In the case of interest, $f(x)=(x+a^2)^{1/2}$, and so $f'(x)=\frac12 (x+a^2)^{-1/2}$. Thus we have $f(0)=a$ and $f'(0)=1/(2a)$, and so $\sqrt{x+a^2}\simeq a + x/(2a)$ when $x$ is small.

10. Nov 19, 2008

### Avodyne

Here's an alternative method for this particular problem that doesn't use Taylor expansions. Multiply the original expression by
$$\Biggl(\frac{\sqrt{x+a^2}+a}{2a}\Biggr)\Biggl(\frac{2b}{\sqrt{x+b^2}+b}\Biggr)$$
which has a limit of 1 as $x\to0$.

Last edited: Nov 19, 2008
11. Nov 19, 2008

### tiny-tim

ooh, that's much better!

nice one, Avodyne!

12. Nov 19, 2008

### Дьявол

@Avodyne
That's great. I didn't think that I could use something like that, but that's obviously lim1=1; so again I can use it in my particular problem. Thanks a lot.

@tiny-tim
Thanks for the replies. But let's solve it also on your way of thinking.
If x = a2cosθ = b2cosφ, with θ and φ -> π/2
then in the original equation:
√(a2cosθ+a2)-a/ √(b2cosφ+b2)-b=
=a√(1+cosθ)-a/ b√(1+cosφ)-b =a(√(1+cosθ)-1)/b(√(1+cosφ)-1)
What could I do know? Again stuck.

Using Avodyne's method I got b/a which is actual correct, but also I found your way very good and I would like to solve it. Thanks again.

13. Nov 19, 2008

### tiny-tim

Well. it's not pretty

a(√(1+cosθ)-1)/b(√(1+cosφ)-1)

= a((√2)cosθ/2 - 1)/b((√2)cosφ/2 - 1)

= a(cosθ/2 - 1/√2)/b((cosφ/2 - 1/√2)

= a(cosθ/2 - cos45º)/b((cosφ/2 - cos45º)

= a sin(θ/4 + 22.5º) sin(θ/4 - 22.5º) / b sin(φ/4 + 22.5º) sin(φ/4 - 22.5º)

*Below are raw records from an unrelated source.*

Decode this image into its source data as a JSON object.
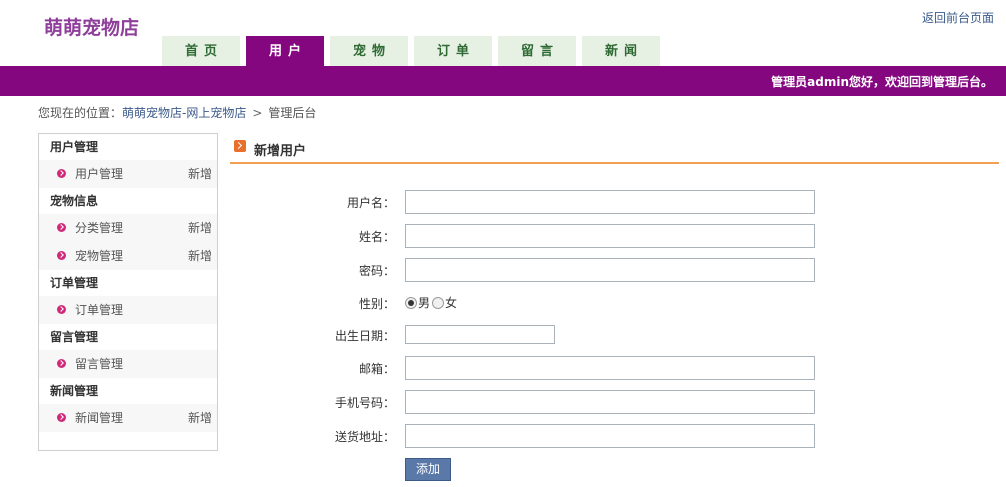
{
  "header": {
    "site_name": "萌萌宠物店",
    "front_link": "返回前台页面",
    "welcome": "管理员admin您好，欢迎回到管理后台。"
  },
  "nav": {
    "tabs": [
      {
        "label": "首页",
        "active": false
      },
      {
        "label": "用户",
        "active": true
      },
      {
        "label": "宠物",
        "active": false
      },
      {
        "label": "订单",
        "active": false
      },
      {
        "label": "留言",
        "active": false
      },
      {
        "label": "新闻",
        "active": false
      }
    ]
  },
  "breadcrumb": {
    "prefix": "您现在的位置：",
    "link": "萌萌宠物店-网上宠物店",
    "separator": ">",
    "current": "管理后台"
  },
  "sidebar": {
    "groups": [
      {
        "title": "用户管理",
        "items": [
          {
            "label": "用户管理",
            "add": "新增"
          }
        ]
      },
      {
        "title": "宠物信息",
        "items": [
          {
            "label": "分类管理",
            "add": "新增"
          },
          {
            "label": "宠物管理",
            "add": "新增"
          }
        ]
      },
      {
        "title": "订单管理",
        "items": [
          {
            "label": "订单管理",
            "add": ""
          }
        ]
      },
      {
        "title": "留言管理",
        "items": [
          {
            "label": "留言管理",
            "add": ""
          }
        ]
      },
      {
        "title": "新闻管理",
        "items": [
          {
            "label": "新闻管理",
            "add": "新增"
          }
        ]
      }
    ]
  },
  "panel": {
    "title": "新增用户"
  },
  "form": {
    "username_label": "用户名：",
    "username_value": "",
    "name_label": "姓名：",
    "name_value": "",
    "password_label": "密码：",
    "password_value": "",
    "gender_label": "性别：",
    "gender_male": "男",
    "gender_female": "女",
    "gender_selected": "男",
    "birth_label": "出生日期：",
    "birth_value": "",
    "email_label": "邮箱：",
    "email_value": "",
    "phone_label": "手机号码：",
    "phone_value": "",
    "address_label": "送货地址：",
    "address_value": "",
    "submit_label": "添加"
  },
  "colors": {
    "brand_purple": "#840780",
    "logo": "#8e3f9a",
    "tab_bg": "#e6f1e4",
    "tab_text": "#2f6a34",
    "accent_orange": "#f0a050",
    "button_blue": "#5a79a8"
  }
}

~ a (θ/4 + 22.5º) (θ/4 - 22.5º) / b (φ/4 + 22.5º) (φ/4 - 22.5º)

= a (θ + 90º) (θ - 90º) / b (φ + 90º) (φ - 90º);

using (θ + 90º)/(φ + 90º) ~ 180º/180º = 1

and b2/a2 = cosθ/cosφ = sin(θ - 90º)/sin(φ - 90º) ~ (θ - 90º)/(φ - 90º),​

~ (a/b)(b2/a2) = b/a

14. Nov 19, 2008

### Дьявол

How do you got equal (cosθ/2 - cos45º) = sin(θ/4 + 22.5º) sin(θ/4 - 22.5º) ?

15. Nov 19, 2008

### tiny-tim

Standard trig formula: cosA - cosB = 2 sin(A+B)/2 sin(A-B)/2 …

work it out!

16. Nov 19, 2008

### Staff: Mentor

There's another approach that I didn't see in this thread, that's much simpler than most of the approaches that were suggested:
Multiply the original expression by 1, in the form of
$$\frac{\sqrt{x + a^2} + a}{\sqrt{x + b^2} + b} * \frac{\sqrt{x + b^2} + b}{\sqrt{x + a^2} + a}$$
This makes the limit very easy to evaluate, which when simplified, is b/a.

17. Nov 19, 2008

### tiny-tim

Hi Mark!

Yes, that's nice …

but Avodyne beat you to it in post #10,

and his version was neater 'cos it had less square-roots!

18. Nov 19, 2008

### Дьявол

= a sin(θ/4 + 22.5º) sin(θ/4 - 22.5º) / b sin(φ/4 + 22.5º) sin(φ/4 - 22.5º)

~ a (θ/4 + 22.5º) (θ/4 - 22.5º) / b (φ/4 + 22.5º) (φ/4 - 22.5º)

Sorry for asking, but where the sine gone here?

19. Nov 19, 2008

### Staff: Mentor

I noticed Avodyne's approach and thought that mine was similar to his (hers?), but still different. Avodyne multiplied by something that is 1 in the limit. I mulitplied by something that is 1 (taking domain into account).

20. Nov 19, 2008

### tiny-tim

Magic!

hmm … on reflection , I can only magic away the minus brackets … I have to treat the plus brackets separately …

sin(θ/4 + 22.5º) / sin(φ/4 + 22.5º) ~ sin45º / sin45º = 1,

and

sin(θ/4 - 22.5º) / sin(φ/4 - 22.5º) ~ (θ/4 - 22.5º) / (φ/4 - 22.5º)

because as θ -> 90º, (θ/4 - 22.5º) -> 0, and sinx ~ x as x -> 0
ah, yes, but that's what I prefer about his method … it's more compact!